Four days ago, I filled out the paperwork to register my son for kindergarten. After I sent the email—filled with attachments of IDs, birth certificates, proofs of residence, and immunization records—I turned to my wife and said the ultimate parent cliché: “They really grow up so fast.”
I picked up my phone and began scrolling through photos of my son from the day he was born, almost five years ago, his pink-brown body awash with wrinkles and wonder. I kept scrolling and saw photographs of him in the crib where he slept (and too often did not sleep); photographs of him chasing a flock of birds in the park, his arms raised as he toddled toward them with breathtaking inelegance; photographs of him after he had applesauce for the first time, his eyes gleaming, his smile as wide as the sky, his lips covered in a chaos of golden mush.
The school where my son will attend kindergarten is just a few minutes’ walk away from our house. The other day (when his preschool class was closed because of a COVID case) we walked there during lunchtime so that he could see the students at “the big-kid school” he would be attending come fall.
[Vedika Jawa: I’m not afraid of COVID-19. I’m afraid of school shootings.]
The scenes were as you would imagine at an elementary school during recess. Soccer balls bounced against legs and grass and gates as a group of children chased the balls around with little regard for who was on whose team. Kids slid down the slide in every fashion—backwards, forward, headfirst on their back, headfirst on their stomach—before tumbling to the mulch waiting at the bottom and then running back up to do it all over again. Some chased one another with sticks, pretending to be wizards or superheroes or wizards who were superheroes. My son was thrilled by all of this. I mean, who wouldn’t be? Elementary school is a place where innocence abounds, where laughter ricochets off the walls in constant, endless cascades.
It is this innocence, this hope for laughter and levity in the halls that hold some of our smallest humans, that makes the news of the shooting at Robb Elementary School in Uvalde, Texas, yesterday so devastating. At least 19 children and two adults were murdered by an 18-year-old gunman. It is the deadliest mass shooting this year, the second-deadliest school shooting of the past decade, and it comes just 10 days after what had previously been this year’s deadliest mass shooting, when a white-supremacist gunman murdered 10 people in a Buffalo grocery store, in an attempt to kill as many Black people as he could.

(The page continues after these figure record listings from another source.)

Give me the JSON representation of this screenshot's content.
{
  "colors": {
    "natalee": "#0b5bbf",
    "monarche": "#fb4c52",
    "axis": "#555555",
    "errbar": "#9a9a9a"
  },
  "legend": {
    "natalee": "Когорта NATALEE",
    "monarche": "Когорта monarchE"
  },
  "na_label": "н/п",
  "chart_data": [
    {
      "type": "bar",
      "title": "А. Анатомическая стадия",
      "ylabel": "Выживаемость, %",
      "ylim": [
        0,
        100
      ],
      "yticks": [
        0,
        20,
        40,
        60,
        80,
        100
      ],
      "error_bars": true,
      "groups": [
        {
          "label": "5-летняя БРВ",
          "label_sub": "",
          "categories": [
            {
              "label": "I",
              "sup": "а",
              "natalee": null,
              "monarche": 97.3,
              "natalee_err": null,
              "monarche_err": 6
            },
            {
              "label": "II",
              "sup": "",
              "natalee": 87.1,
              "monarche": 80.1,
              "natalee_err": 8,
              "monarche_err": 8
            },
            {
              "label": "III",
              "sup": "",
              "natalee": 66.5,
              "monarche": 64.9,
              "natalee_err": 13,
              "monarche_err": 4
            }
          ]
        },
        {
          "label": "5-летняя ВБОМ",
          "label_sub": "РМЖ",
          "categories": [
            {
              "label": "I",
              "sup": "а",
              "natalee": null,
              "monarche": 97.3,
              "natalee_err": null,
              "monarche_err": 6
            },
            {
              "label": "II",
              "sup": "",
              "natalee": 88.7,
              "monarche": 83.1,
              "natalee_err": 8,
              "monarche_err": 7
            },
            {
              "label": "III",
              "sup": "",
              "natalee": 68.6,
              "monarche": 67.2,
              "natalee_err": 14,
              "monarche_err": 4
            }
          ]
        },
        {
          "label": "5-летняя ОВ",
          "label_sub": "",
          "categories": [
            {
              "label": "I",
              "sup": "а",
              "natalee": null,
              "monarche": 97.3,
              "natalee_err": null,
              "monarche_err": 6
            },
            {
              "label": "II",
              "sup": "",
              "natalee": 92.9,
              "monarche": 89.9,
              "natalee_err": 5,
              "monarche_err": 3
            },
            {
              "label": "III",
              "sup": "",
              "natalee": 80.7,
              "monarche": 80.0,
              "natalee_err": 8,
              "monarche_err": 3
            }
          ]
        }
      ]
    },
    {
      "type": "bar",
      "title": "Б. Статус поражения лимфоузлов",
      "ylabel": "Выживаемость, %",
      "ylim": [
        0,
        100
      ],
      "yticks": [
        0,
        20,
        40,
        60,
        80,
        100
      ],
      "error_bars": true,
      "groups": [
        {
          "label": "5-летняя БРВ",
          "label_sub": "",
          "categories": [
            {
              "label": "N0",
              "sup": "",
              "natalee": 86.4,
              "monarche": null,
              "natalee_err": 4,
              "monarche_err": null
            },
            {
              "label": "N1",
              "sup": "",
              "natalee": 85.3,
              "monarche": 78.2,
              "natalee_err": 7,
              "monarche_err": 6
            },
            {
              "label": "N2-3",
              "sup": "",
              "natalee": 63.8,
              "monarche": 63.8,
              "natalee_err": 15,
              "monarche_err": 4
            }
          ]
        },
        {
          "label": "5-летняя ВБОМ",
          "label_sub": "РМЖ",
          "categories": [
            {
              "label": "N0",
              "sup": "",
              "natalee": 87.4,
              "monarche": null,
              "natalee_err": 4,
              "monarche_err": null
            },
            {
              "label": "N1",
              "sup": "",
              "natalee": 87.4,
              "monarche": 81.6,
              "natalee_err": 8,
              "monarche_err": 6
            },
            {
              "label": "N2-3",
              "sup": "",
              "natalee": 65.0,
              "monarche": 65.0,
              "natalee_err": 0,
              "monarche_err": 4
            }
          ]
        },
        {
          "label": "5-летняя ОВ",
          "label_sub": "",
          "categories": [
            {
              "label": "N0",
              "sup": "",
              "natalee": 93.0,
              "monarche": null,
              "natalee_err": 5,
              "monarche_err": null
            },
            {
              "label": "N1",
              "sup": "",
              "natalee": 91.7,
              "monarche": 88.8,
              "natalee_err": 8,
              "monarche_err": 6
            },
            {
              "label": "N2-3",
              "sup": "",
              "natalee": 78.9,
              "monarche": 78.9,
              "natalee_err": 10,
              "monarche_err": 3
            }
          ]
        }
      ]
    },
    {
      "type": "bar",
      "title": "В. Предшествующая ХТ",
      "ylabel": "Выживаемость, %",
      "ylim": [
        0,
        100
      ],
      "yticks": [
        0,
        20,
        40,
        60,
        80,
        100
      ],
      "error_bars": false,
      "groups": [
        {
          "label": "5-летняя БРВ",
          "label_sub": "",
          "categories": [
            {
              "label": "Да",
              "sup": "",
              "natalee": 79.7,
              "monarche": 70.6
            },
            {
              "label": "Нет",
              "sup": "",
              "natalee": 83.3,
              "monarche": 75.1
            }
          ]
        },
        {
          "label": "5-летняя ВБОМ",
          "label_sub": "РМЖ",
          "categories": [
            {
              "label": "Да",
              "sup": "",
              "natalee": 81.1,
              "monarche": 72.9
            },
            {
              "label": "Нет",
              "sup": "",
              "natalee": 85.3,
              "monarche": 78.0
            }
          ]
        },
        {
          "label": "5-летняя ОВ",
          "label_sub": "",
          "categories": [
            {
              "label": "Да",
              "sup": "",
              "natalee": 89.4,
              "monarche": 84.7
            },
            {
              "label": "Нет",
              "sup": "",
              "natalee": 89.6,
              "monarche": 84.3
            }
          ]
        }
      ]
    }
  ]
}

I spent last week thinking about what it means to be Black in a country where people hunt you and hope to livestream your murder. I will now spend this week thinking about what it means to be a parent in a country where your child may not come home one day because a teenager was able to so easily buy a gun. These statements are not hyperbole; they are empirical. There have been more than 200 mass shootings in America in 2022; 27 of those have been in schools. Texas recently lowered the minimum age for purchasing a gun. Hate crimes are at their highest level in more than a decade. White-nationalist language has been mainstreamed and amplified.
In Uvalde, children woke up yesterday morning. They may have had their favorite cereal for breakfast. They may have tied their shoes in double knots. They may have kissed their parents, who were hurrying off to work never once considering that they wouldn’t see their children when they got home. They may have laughed with their friends on the bus, telling the sort of jokes that make elementary-age bellies rumble with delight.
Now 19 of them will not come home. They never will.
I am a writer, but I feel as if language fails me in moments such as this. What vocabulary can describe the heartbeat of a parent pacing for hours outside a school, waiting to hear if their child survived? What sort of sentences can capture a fear that no family should have to hold? What words could ever be commensurate with the lost lives of so many little ones?
I want to live in a country where my presence is not seen by some as an existential threat. But this feels like a fantasy. I want to walk past the school where my son will attend kindergarten next year and see a place that will keep him safe. But this is impossible. We live in a country that has failed us. Where legislation is written—and erased—by the gun lobby. Where manipulations and distortions of Second Amendment rights prevent politicians from enacting any semblance of sensible laws that would at least attempt to prevent this. Where claims about what our Founders wanted supersede the slaughter we see right in front of us. Where the cocktail of easily accessible guns and the normalizing of extremist views makes nowhere feel safe. There is no other country in the world where this happens. And the fact that it does happen, and happens with such frequency, is reflective of a choice that has been made. But just because a choice has been made doesn’t mean that different choices aren’t possible. Different choices are possible.
[Read: Seven autumns of mourning in Newtown]
Ten-year-old Amerie Jo Garza was in fourth grade and had, only hours before the shooting, received her honor-roll certificate at the school awards ceremony. There is a photo of her father, Alfred Garza, holding a photograph of his daughter on his phone, which shows her moments after receiving the award. Her eyes are bright, her smile brimming with pride. She was one of the 21 people killed.
There are parents today scrolling through photographs of their children, realizing that there will be no more photographs of them to take. We cannot continue to live like this, but I fear we will.